For the oboist, performing with enough dynamic variation and projection can present special challenges because of a relatively limited volume range as compared to other orchestral instruments. To increase their dynamic range and presence, oboists should be careful to not diminuendo too soon, play always with a focused sound, and use articulation variation to add and subtract volume.
Softer dynamics in the lower and middle registers require the lips to close the reed, while keeping the mouth cavity open and round to maintain a focused tone. In addition, the air stream may be decreased and/or the pressure of the abdominal muscles actually increased, depending on the style of reed and embouchure, to maintain a steady tone that doesn’t end earlier than intended. As the oboe requires more air pressure than other woodwinds just to make a sound, a diminuendo cannot be created by simply lowering air pressure without the note going flat and/or stopping abruptly. So ironically, it can, depending on the reed, take more support from the abdominal muscles to play softly than it does to play loudly. Also, if it is difficult to articulate low notes softly, a more vibrant reed will likely help, as will making sure the instrument is in adjustment.
If closing the reed for softness causes the pitch to rise, the reed can be rolled out of the embouchure slightly. Sometimes the reed can be rolled into the mouth more, and pressed down into the lower lip-covered teeth with the left hand or up into the upper lip-covered teeth with the left thumb. Each oboist may think of this differently, putting the emphasis on different aspects of the process. Experiment with these variables, letting the results determine the specific technique that works. The goal is creating dynamic changes with a round, responsive, focused, in tune sound throughout the volume change. If it sounds good, it is good.
The high register is a little more straightforward because playing softer requires less embouchure change. Instead, the air support can be lessened more than in the low register, with slight embouchure changes to keep the pitch steady and focused.
To make the last note of a phrase softer then the note preceding it, it may be helpful to think of notes having different, separate dynamics, rather than thinking of a steady diminuendo. Using a scale of 1–5 to label the volume of each note, imagine the penultimate note as a 2 or 3, and the last note as a 1, as in the graphic. While the embouchure changes to make the last note softer will be sudden, the acoustic effect is still one of a diminuendo. These steps will help produce very smooth and even changes that will end up sounding more like a ramp than a staircase. Oboists tend to diminuendo too fast, getting too soft too soon. Thinking of the dynamic change as steps helps to not diminuendo too fast, as well as keeping the changes even.
2. Volume and tone colour
Playing loudly on the oboe requires good, strong air support and an embouchure that is as open and round as possible, as well as a reed that stays stable in this situation. However, the embouchure will be more open for the lower and middle registers than it will be for the high registers.

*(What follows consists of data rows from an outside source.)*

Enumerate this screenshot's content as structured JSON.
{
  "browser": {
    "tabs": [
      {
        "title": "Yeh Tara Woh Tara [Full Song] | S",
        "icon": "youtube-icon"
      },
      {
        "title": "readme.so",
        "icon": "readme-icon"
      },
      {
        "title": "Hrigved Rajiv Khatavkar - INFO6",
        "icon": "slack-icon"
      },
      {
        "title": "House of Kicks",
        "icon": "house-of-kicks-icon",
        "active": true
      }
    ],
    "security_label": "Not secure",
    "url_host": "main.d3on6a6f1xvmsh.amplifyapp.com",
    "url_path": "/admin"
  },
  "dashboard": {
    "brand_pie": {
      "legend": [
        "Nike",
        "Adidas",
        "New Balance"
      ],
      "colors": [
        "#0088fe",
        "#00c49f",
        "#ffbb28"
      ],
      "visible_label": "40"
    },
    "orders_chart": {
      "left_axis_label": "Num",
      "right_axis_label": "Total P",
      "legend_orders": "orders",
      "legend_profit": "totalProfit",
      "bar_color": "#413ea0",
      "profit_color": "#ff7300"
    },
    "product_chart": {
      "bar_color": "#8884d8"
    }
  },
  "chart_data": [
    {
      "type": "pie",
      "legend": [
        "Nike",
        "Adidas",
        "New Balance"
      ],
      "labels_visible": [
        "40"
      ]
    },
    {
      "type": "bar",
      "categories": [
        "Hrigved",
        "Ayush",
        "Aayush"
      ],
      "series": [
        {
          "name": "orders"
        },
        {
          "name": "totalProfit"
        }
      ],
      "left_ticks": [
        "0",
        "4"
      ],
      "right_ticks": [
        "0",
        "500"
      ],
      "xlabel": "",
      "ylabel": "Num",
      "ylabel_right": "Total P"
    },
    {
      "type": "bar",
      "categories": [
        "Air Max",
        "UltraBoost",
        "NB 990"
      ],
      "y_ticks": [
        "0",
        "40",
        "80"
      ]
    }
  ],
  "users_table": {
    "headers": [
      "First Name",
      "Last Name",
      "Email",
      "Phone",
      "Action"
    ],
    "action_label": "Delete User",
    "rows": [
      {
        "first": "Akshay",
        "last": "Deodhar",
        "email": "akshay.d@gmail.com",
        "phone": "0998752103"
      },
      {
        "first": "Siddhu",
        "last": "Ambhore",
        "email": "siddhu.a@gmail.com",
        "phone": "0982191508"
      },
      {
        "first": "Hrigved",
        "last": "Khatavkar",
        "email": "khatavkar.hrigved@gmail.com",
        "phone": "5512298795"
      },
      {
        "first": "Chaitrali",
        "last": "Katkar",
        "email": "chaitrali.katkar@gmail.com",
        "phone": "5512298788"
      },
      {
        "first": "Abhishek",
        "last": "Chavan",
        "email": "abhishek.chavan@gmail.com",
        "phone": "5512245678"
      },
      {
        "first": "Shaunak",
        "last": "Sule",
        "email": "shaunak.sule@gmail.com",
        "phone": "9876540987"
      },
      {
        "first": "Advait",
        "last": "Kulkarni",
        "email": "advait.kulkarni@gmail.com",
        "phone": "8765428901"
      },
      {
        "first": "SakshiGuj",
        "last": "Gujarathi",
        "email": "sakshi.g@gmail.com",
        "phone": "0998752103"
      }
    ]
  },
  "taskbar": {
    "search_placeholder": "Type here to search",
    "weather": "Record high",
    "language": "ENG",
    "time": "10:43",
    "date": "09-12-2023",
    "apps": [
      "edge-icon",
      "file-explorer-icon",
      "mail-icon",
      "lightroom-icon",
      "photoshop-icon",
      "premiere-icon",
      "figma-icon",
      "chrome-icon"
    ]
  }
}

Sometimes, particularly to younger players, this louder sound can feel too bright or harsh. However, there is a clear distinction between brilliance, allowing all the partials of the oboe tone to sound bringing a full colour to the tone, and playing with a bright, stiff sound that is emphasizing only the higher partials. The brilliant, focused tone colour is often necessary for the oboe sound to carry, particularly over an orchestra. Whereas as a bright, stiff, likely shallow tone is generally considered unattractive.
3. Articulation and its effect on dynamics
Using a clear, though not hard or accented articulation, with full, round tone right at the beginning of the note, adds volume, making the tone appear louder. In articulated passages, articulating on the wind creates a louder, more clear tone. Oboists playing in large ensembles, particularly orchestras, may find that they need to develop this clear articulation to be heard over the string section, as well as for rhythmic clarity.
4. Exercises to practice dynamics
- First practice a small change in volume, imagining these changes as sudden “steps” between the notes rather than a gradual change. Lessen the air volume only slightly, closing slightly with the sides of the lips at just the right rate to keep the pitch from going flat. If the pitch goes sharp while doing this, try rolling the reed out of the mouth slightly to adjust. Keep the oral cavity round. If the pitch goes flat, roll more reed into the mouth and/or increase air pressure. If the sound stops suddenly, more air pressure is needed. Practice small volume changes first at the ends of phrases, particularly those that end in middle or low registers on a weak stress. There are many examples of classical and romantic era melodies with these kinds of phrase endings in the Barret Method or Gekeler Method book II melodies.
- Practice long tones with larger crescendi and diminuendi. Think of dynamic change in terms of steps, and label each step with a number from 1– 5, where 1 is the softest, and 5 is the loudest (see image above). Also use the numbers from 1–10 to practice a wider range and more gradual change.